The period around 1910 to 1912 in which Utrillo painted the present work, was a crucial juncture in his early career. Although his application to the École des Beaux Arts had been rejected in 1909, Utrillo gained initial recognition from both critics and collectors. The dealer Louis Libaude signed a contract with him and promised his mother, the painter Suzanne Valadon, that he would look after her son. Soon after, three of Utrillo's landscapes were shown at the Salon d'Automne. Utrillo tried to work outdoors, but was unnerved by attention from onlookers, and so he retired to his studio on the rue Cortot in Montmartre, where he worked from memory and from his supply of postcards which his mother had given him.

It was during this time that Utrillo realized a personal and unmistakable style in his Manìere blanche, the 'White Period', so named for the bleached and ashen palette he employed in his views of Paris. Utrillo sometimes even mixed plaster with his white oil colours to mimic the weathered facades of buildings.

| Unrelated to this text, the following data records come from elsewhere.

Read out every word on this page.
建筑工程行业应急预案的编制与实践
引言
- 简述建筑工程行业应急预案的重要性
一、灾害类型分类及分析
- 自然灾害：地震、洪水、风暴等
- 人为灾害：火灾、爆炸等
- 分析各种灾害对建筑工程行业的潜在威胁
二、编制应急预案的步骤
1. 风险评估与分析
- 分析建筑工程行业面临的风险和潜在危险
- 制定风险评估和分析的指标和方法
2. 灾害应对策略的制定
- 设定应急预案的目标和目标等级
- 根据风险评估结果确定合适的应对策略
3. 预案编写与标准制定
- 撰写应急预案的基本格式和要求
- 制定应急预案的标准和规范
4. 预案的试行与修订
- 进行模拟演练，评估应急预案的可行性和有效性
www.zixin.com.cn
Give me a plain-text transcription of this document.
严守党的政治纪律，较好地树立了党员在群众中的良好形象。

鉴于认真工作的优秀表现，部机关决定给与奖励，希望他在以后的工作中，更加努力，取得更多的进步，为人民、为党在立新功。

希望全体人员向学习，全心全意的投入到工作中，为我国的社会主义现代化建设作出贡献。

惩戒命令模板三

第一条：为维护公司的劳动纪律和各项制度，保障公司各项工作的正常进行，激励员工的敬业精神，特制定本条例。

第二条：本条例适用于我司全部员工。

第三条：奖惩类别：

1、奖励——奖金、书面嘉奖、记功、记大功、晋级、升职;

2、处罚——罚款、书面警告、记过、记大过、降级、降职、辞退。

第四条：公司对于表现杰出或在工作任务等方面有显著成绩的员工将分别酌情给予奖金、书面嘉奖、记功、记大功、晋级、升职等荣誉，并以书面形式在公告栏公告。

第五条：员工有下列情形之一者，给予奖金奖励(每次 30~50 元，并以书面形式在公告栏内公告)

Utrillo's most frequent subjects were buildings in the Paris neighbourhood of Montmartre, and like La Rue Norvins, they were represented numerous times with only slight variations from canvas to canvas. La Rue Norvins is a magnificent example from the Period blanche, notable for its solid and meticulous rendering of perspective, heavily impastoed buildings, and featured at the centre, the most famed landmark of the 18th arrondissement of Paris - the glorious Basilique du Sacré Coeur de Montmartre.